Coronavirus (COVID-19) latest: Visiting The Royal Marsden is still suspended, but we want to reassure our patients, their families and anyone worried about cancer during this difficult time that we are still delivering treatment - the hospital is open. Please see more information here about how we are keeping everyone safe.

Ferhana Najeeb, 22, Medical Laboratory Assistant and former patient

I was diagnosed with Hodgkin lymphoma when I was 10 years old. The treatment and care I received at The Royal Marsden was incredible and inspired me to go into medicine. I was so grateful to the doctors and nurses for saving my life.

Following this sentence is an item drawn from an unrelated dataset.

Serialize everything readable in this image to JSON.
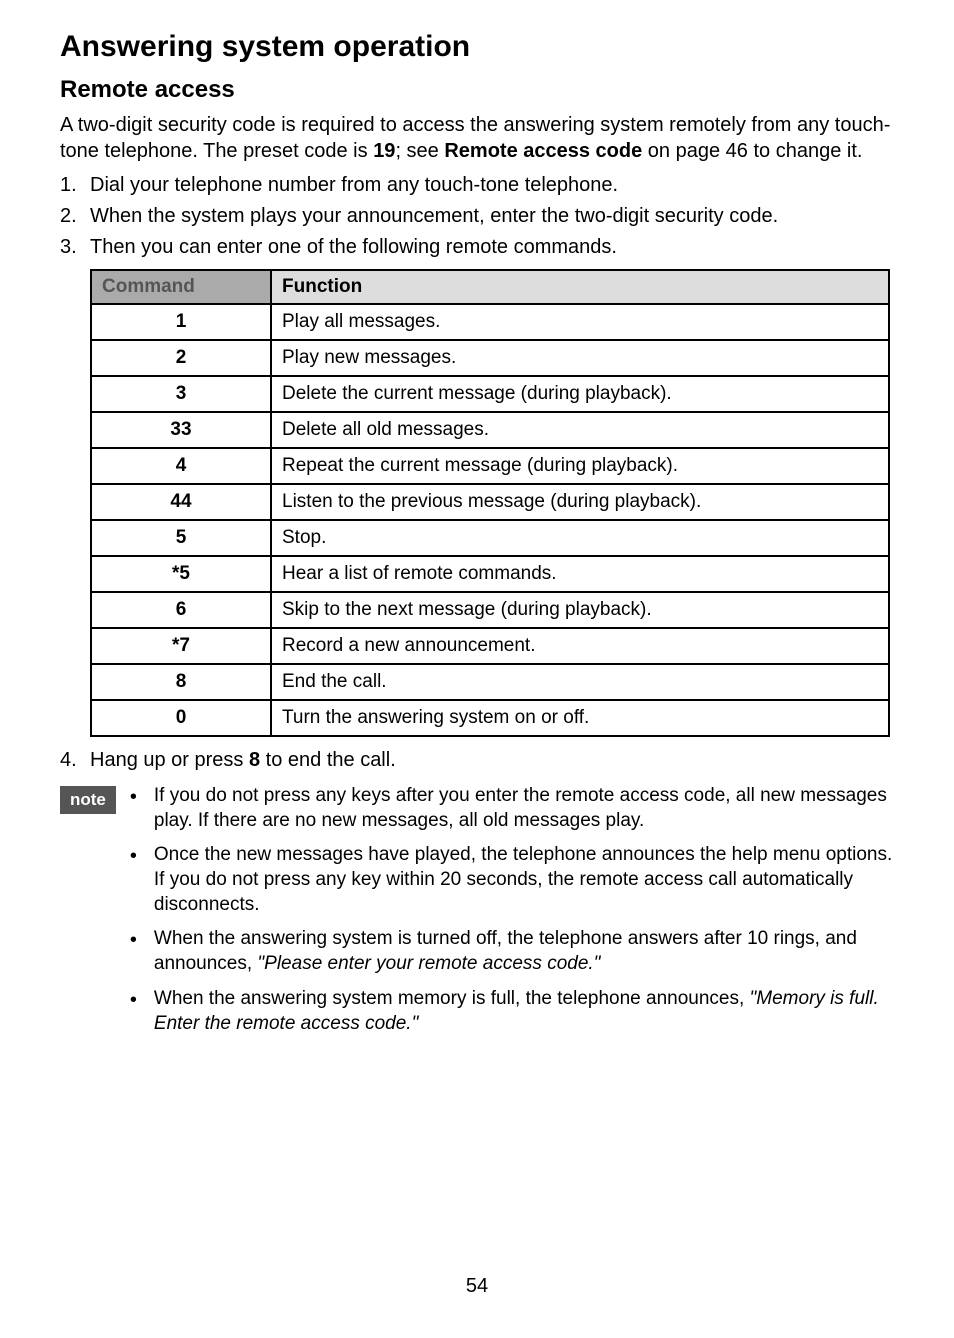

When I was diagnosed, I had experienced months of symptoms. Childhood cancer is so rare that it can often take a while to get a diagnosis. When I came to The Royal Marsden, I was given chemotherapy straight away and was told I would lose my hair. I was so scared. I kept looking around at the other children further along in their treatment, thinking, 'what will happen to me?'

I came through the two-year treatment programme really well, thanks to the support of the nurses and my consultant Dr Mary Taj. Unfortunately, a few years later, I got Graves' disease, an autoimmune condition that affects the thyroid gland. I was treated with radioiodine for a couple of weeks and was not allowed to have any contact with anyone, which was really difficult. I now attend Dr Kate Newbold's thyroid clinic for regular check-ups.

For years, I have donated money to The Royal Marsden Cancer Charity, but I felt that this wasn't enough, so I explored the possibility of becoming an oncologist myself. I am working as a Associate Practitioner at The Royal Marsden's Centre for Molecular Pathology.

I believe that all of my experiences have helped make me the person I am today. I feel so proud to be working at The Royal Marsden and get such a buzz wandering along the corridors and seeing some of the porters who wheeled me around as a patient.

When we receive a paediatric sample in the laboratory, I think, 'someone was doing this for me years ago'. I am so happy that I can contribute to young patients' treatment in a small way now, and hope I will be able to do more in the future. My dream is to come back to The Royal Marsden as a paediatric oncologist and help children in the way that Dr Taj helped me.

I am so happy that I can contribute to young patients’ treatment in a small way now.

Dr Mary Taj, Consultant Paediatric Oncologist, says:

“I remember Ferhana coming into the clinic for the first time as a lively young girl. She dealt with her illness and treatment really well and followed all our advice. Even when she developed Graves' disease as a teenager, her attitude was remarkable. She always remained focused on her studies, which must have been difficult at times.

“We have a school room in the Oak Centre for Children and Young People to help patients stay on track with their studies. I do discuss exams with teenage patients as I want all my patients to reach their potential. A few have taken up careers in nursing, and another is currently at medical school. Ferhana told me a long time ago she wanted to be a doctor and I fully support her decision. If she adopts the same determination as she did with her treatment to her education, I am sure she will do very well.”